Attracted by low rents, a supportive local government and a likeminded community, a diverse cast of young Japanese creatives – from coffee roasters to weavers – is giving the district a makeover and turning it into a nexus for made-in-Tokyo magic
Owner, Maito Design Works
Our goal is to make items that will gracefully age along with the person who loves them, so we make everything painstakingly by hand,” says Maito Komuro, the owner of charming textiles shop Maito Design Works. One of the techniques that Komuro employs is kusakizome, whereby native plants like sakura blossoms and Yaku cedar are used to colour natural fabrics without the use of harsh chemicals. Although much of the dyeing is done at a workshop in Fukuoka, Komuro built an atelier next to his Kuramae retail store so that customers can observe the dyeing process as well.

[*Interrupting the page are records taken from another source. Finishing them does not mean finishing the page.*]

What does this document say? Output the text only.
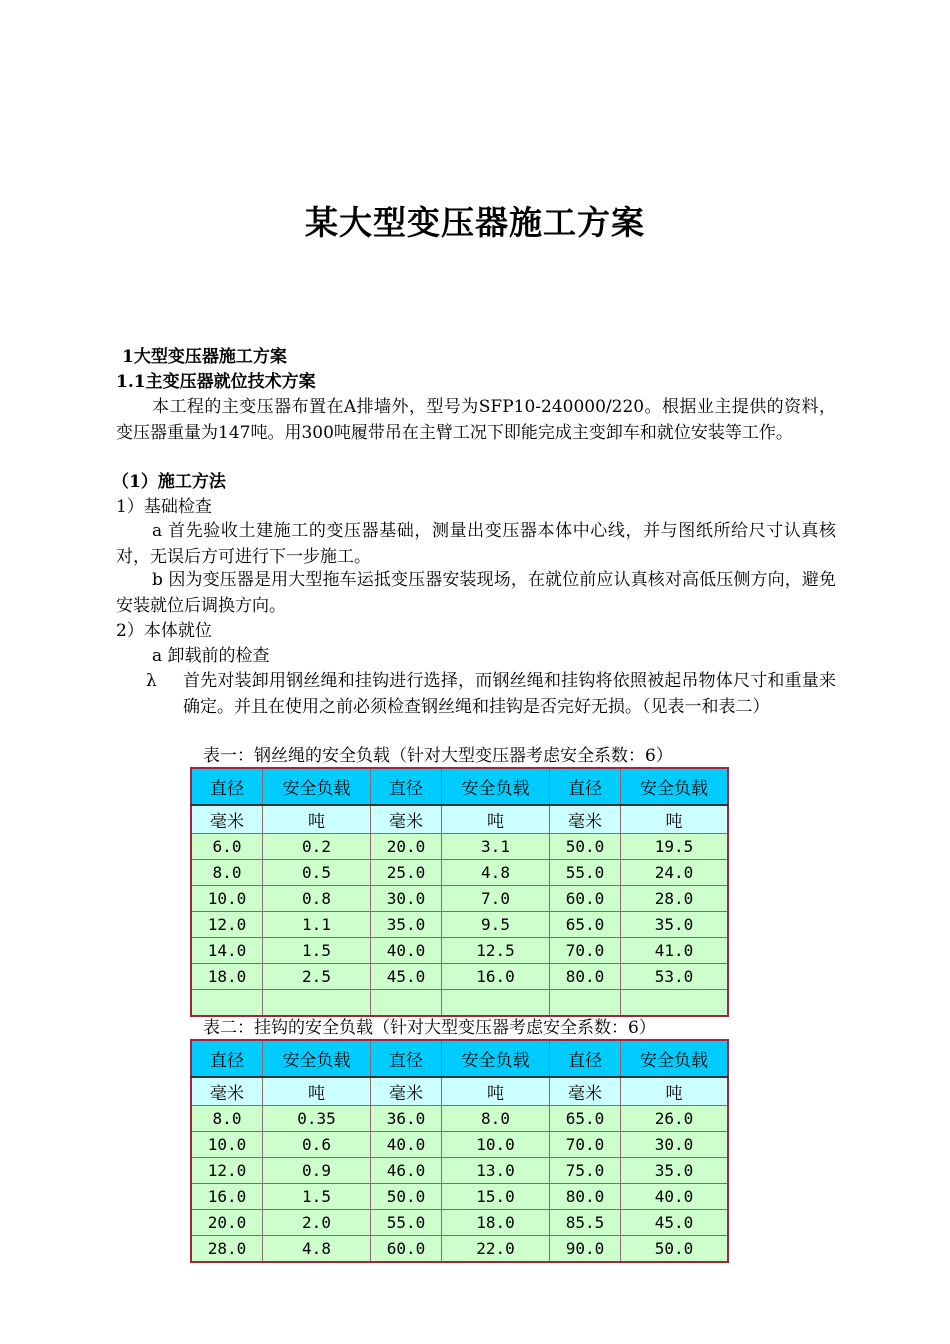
某大型变压器施工方案
1大型变压器施工方案
1.1主变压器就位技术方案
本工程的主变压器布置在A排墙外，型号为SFP10-240000/220。根据业主提供的资料，变压器重量为147吨。用300吨履带吊在主臂工况下即能完成主变卸车和就位安装等工作。
（1）施工方法
1）基础检查
a 首先验收土建施工的变压器基础，测量出变压器本体中心线，并与图纸所给尺寸认真核对，无误后方可进行下一步施工。
b 因为变压器是用大型拖车运抵变压器安装现场，在就位前应认真核对高低压侧方向，避免安装就位后调换方向。
2）本体就位
a 卸载前的检查
λ 首先对装卸用钢丝绳和挂钩进行选择，而钢丝绳和挂钩将依照被起吊物体尺寸和重量来确定。并且在使用之前必须检查钢丝绳和挂钩是否完好无损。（见表一和表二）
表一：钢丝绳的安全负载（针对大型变压器考虑安全系数：6）
直径	安全负载	直径	安全负载	直径	安全负载
毫米	吨	毫米	吨	毫米	吨
6.0	0.2	20.0	3.1	50.0	19.5
8.0	0.5	25.0	4.8	55.0	24.0
10.0	0.8	30.0	7.0	60.0	28.0
12.0	1.1	35.0	9.5	65.0	35.0
14.0	1.5	40.0	12.5	70.0	41.0
18.0	2.5	45.0	16.0	80.0	53.0

表二：挂钩的安全负载（针对大型变压器考虑安全系数：6）
直径	安全负载	直径	安全负载	直径	安全负载
毫米	吨	毫米	吨	毫米	吨
8.0	0.35	36.0	8.0	65.0	26.0
10.0	0.6	40.0	10.0	70.0	30.0
12.0	0.9	46.0	13.0	75.0	35.0
16.0	1.5	50.0	15.0	80.0	40.0
20.0	2.0	55.0	18.0	85.5	45.0
28.0	4.8	60.0	22.0	90.0	50.0
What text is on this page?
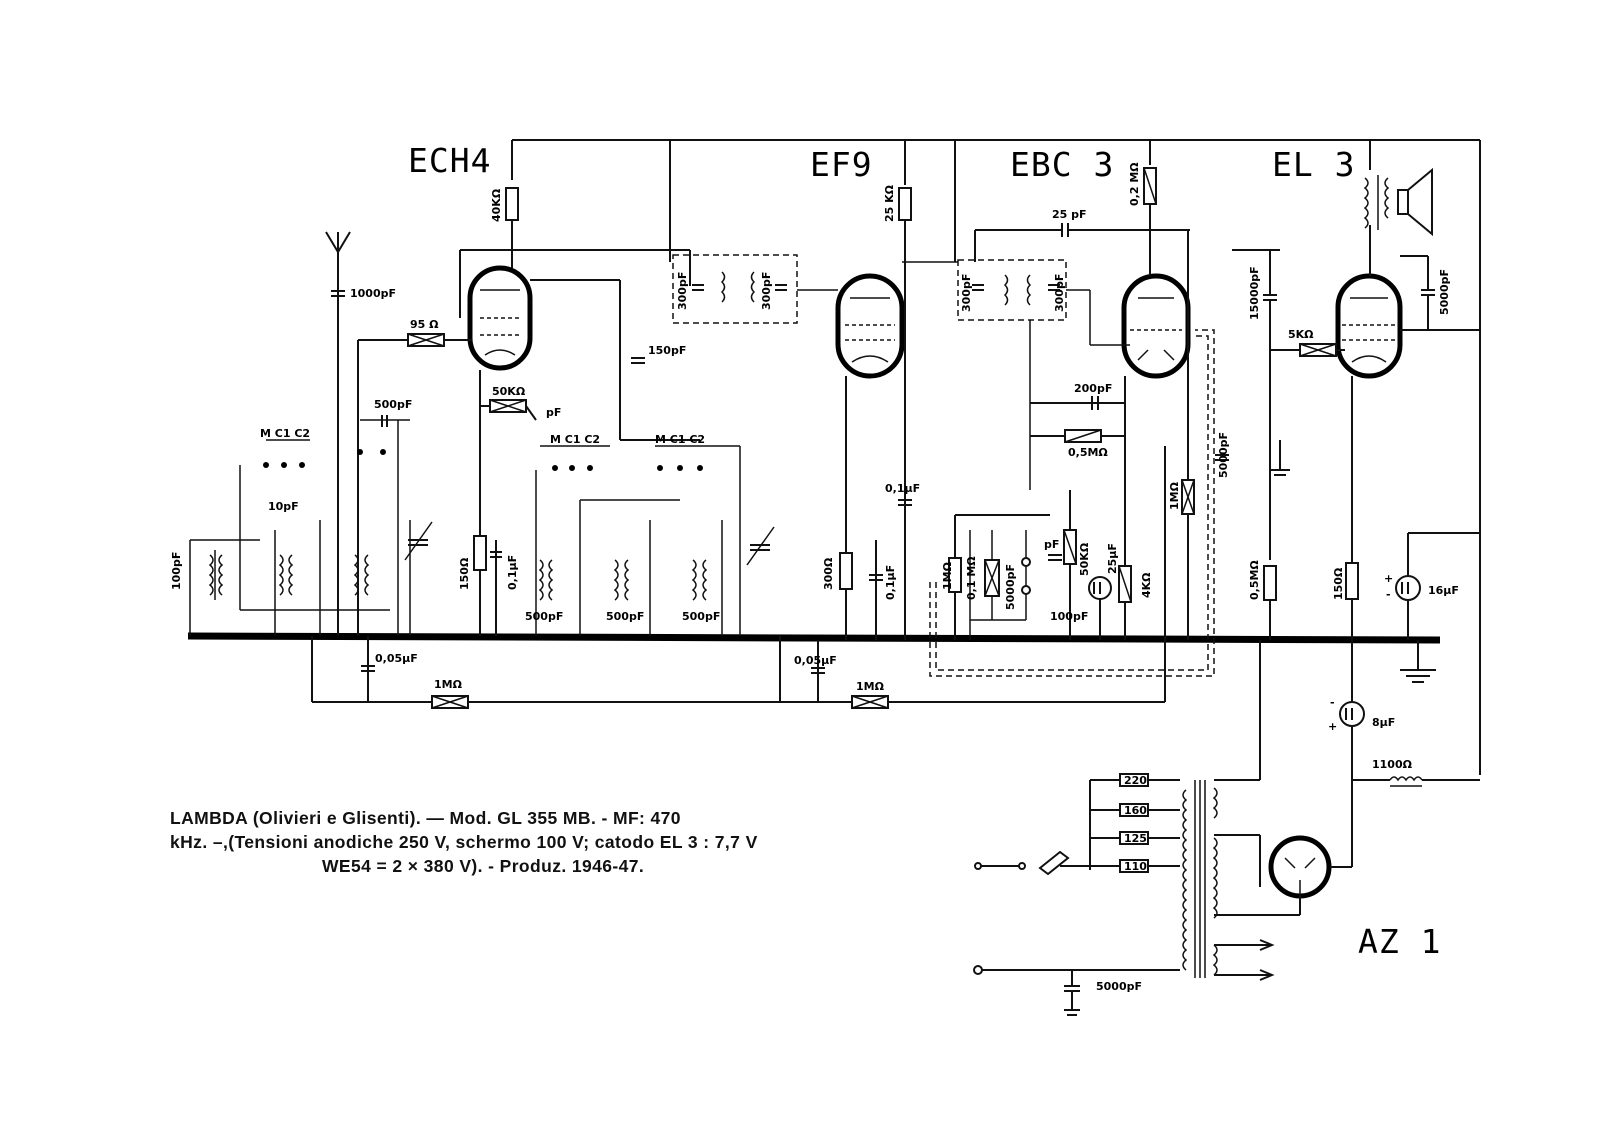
ECH4	EF9	EBC 3	EL 3
AZ 1
1000pF
40KΩ
95 Ω
150pF
50KΩ
pF
150Ω	0,1μF
100pF
10pF
M C1 C2
500pF
M C1 C2	M C1 C2
500pF	500pF	500pF
300pF	300pF
25 KΩ
0,1μF
300Ω	0,1μF
300pF	300pF
0,2 MΩ
25 pF
200pF
0,5MΩ
1MΩ 0,1 MΩ 5000pF
50KΩ
pF	25μF
4KΩ
100pF
1MΩ
5000pF
15000pF
5KΩ
0,5MΩ
5000pF
150Ω	+
-	16μF
0,05μF
1MΩ
0,05μF
1MΩ
-
+	8μF
1100Ω
220
160
125
110
5000pF
LAMBDA (Olivieri e Glisenti). — Mod. GL 355 MB. - MF: 470
kHz. –,(Tensioni anodiche 250 V, schermo 100 V; catodo EL 3 : 7,7 V
WE54 = 2 × 380 V). - Produz. 1946-47.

As with many other establishments in Kuramae, Komuro places heavy emphasis on fostering dialogue with his customers and prioritising uniquely Japanese products. “To us, it’s important to work together with creators across [the country] to produce things that are truly made in Japan,” he stresses.
On that note, Komuro recommends that visitors to Kuramae check out green tea purveyors Nakamura Tea Life, whose modern packaging looks more cocktail hour than tea time. “You can do tastings of their Japanese teas in the shop,” he reveals, as well as find out about the labour-intensive process behind handpicking, drying and roasting the leaves. Come lunchtime, Komuro is willing to wait in long lines at Ramen Kai. “They make ramen with dried sardines and shellfish. It’s only been open about a year, but it’s already really popular,” he says.